Les intrigues sont à l’image de toutes ces faiblesses, c’est-à-dire peu engageantes. On ne sait toujours pas sur quel arc narratif s’appuyer pour nous donner envie de se rendre jusqu’à la fin de la saison. L’enquête concernant celui qui a menacé Hap est une fausse distraction tandis qu’on termine l’épisode #2 sur une note totalement insipide, indigne d’un soap américain qui se doit de carburer aux cliffhangers. Quand finalement on a quelque chose d’intéressant à se mettre sous la dent, nous sommes malheureusement rendus à la toute fin de l’épisode #3. Avec toute la compétition télévisuelle que l’on connaît, trop peu trop tard?
Le western de 2015
Dynastie; Dallas; ces soaps de luxe qui ont ralliés des millions de téléspectateurs durant plus d’une décennie mettaient toutes deux en avant-plan des familles richissimes tirant la majorité de leurs revenus de l’exploitation du pétrole. Comme si le remake de Dallas en 2012 sur TNT n’avait pas été un avertissement suffisant (annulée après seulement deux saisons), plus de vingt ans après ces créations originales, ABC base encore son concept sur l’or noir. S’il est vrai que le boom pétrolier est d’actualité au Dakota du Nord, la mise en scène dans la série nous offre un portrait en décalage avec son temps, mettant l’accent sur des images qui parlent davantage au niveau de la mémoire collective, mais qui n’ont aucun sens en 2015. Les protagonistes à chapeaux de cowboys qui boivent du whisky, le shérif avec son blouson brun qui tire en l’air dans son ranger; même Rock Springs avec ses tavernes et ses têtes d’orignal sur les murs a des allures de ville fantôme.

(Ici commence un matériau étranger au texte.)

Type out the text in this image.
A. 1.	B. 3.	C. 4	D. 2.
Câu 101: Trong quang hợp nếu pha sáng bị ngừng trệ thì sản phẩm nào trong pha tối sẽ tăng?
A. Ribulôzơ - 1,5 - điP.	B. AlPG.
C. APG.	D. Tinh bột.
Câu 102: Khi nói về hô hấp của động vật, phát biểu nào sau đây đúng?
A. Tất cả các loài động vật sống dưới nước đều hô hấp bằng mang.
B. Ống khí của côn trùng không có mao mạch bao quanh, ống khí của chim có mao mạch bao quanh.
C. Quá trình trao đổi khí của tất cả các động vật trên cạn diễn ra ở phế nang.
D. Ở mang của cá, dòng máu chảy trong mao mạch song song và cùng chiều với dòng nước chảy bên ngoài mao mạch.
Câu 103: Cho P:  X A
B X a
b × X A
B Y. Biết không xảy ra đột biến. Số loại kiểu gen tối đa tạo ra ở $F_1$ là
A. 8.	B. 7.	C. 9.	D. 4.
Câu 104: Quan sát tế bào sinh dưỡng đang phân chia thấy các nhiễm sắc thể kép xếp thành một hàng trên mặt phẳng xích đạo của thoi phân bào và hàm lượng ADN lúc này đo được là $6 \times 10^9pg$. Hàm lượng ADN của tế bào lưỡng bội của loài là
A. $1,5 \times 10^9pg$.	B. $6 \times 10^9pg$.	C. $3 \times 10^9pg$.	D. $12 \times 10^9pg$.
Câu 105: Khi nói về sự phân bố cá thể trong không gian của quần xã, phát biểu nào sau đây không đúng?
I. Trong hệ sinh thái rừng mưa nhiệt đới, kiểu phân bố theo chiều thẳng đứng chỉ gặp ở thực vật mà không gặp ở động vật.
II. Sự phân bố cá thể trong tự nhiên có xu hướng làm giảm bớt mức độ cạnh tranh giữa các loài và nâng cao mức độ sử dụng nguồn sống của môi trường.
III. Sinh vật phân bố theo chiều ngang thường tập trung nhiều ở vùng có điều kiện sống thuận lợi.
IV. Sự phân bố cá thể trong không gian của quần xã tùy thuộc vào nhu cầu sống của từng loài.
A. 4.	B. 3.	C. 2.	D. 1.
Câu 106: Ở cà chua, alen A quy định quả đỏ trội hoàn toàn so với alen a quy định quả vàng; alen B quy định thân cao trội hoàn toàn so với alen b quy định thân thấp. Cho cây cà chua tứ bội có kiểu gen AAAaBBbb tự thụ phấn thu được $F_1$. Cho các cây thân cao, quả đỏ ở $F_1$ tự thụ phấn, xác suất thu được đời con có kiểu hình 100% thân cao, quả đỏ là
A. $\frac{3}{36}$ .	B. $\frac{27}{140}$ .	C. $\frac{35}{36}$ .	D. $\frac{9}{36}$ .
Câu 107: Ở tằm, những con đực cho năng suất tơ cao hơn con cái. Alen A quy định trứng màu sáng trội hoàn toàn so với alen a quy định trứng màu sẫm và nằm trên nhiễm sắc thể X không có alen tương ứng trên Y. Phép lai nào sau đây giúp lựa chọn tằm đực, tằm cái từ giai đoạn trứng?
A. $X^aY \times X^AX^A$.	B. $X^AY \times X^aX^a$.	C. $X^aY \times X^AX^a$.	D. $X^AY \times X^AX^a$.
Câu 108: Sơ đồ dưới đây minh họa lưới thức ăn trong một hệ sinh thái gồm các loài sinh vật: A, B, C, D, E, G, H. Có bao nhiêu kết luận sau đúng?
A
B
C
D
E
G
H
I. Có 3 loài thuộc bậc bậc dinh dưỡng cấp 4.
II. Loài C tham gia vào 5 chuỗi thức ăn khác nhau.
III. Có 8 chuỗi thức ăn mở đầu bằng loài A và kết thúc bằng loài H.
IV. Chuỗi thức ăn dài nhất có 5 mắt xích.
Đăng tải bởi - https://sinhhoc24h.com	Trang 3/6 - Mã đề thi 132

Ses habitants désirent tant faire fortune qu’ils couchent sous des tentes crasseuses comme au temps de la ruée vers l’or du Klondike plus d’un siècle auparavant et notons aussi que l’usage de la technologie (iPhones, ordinateurs, etc.) y est minimal, que les plus importantes ententes financières se font encore à coup de poignées de main et que c’est seulement dans ce contexte archaïque qu’on puisse avaler la prémisse de départ : Billy et Cody se rendant dans cette ville pour y faire fortune… dans l’industrie des machines à laver.
Alors que Quantico, l’autre nouveauté d’ABC lancée le même jour dans la case horaire suivante a déjà trouvé son erre d’aller, le fossé se creuse pour Blood & Oil. Après avoir connu départ correct avec 6,36 millions de téléspectateurs et un taux de 1,4 chez les 18-49 ans, on est passé à 5,27 (taux 1,3) en deuxième semaine et à 3,91 (taux 0,9); ce qui est clairement insuffisant. Même Vengeance qui a connu ses pires scores les dimanches durant sa dernière saison n’est que très rarement tombée aussi bas. À ce stade-ci, il faudrait qu’ABC nous donne plus de sang et moins d’huile parce qu’on sent déjà l’annulation poindre à l’horizon.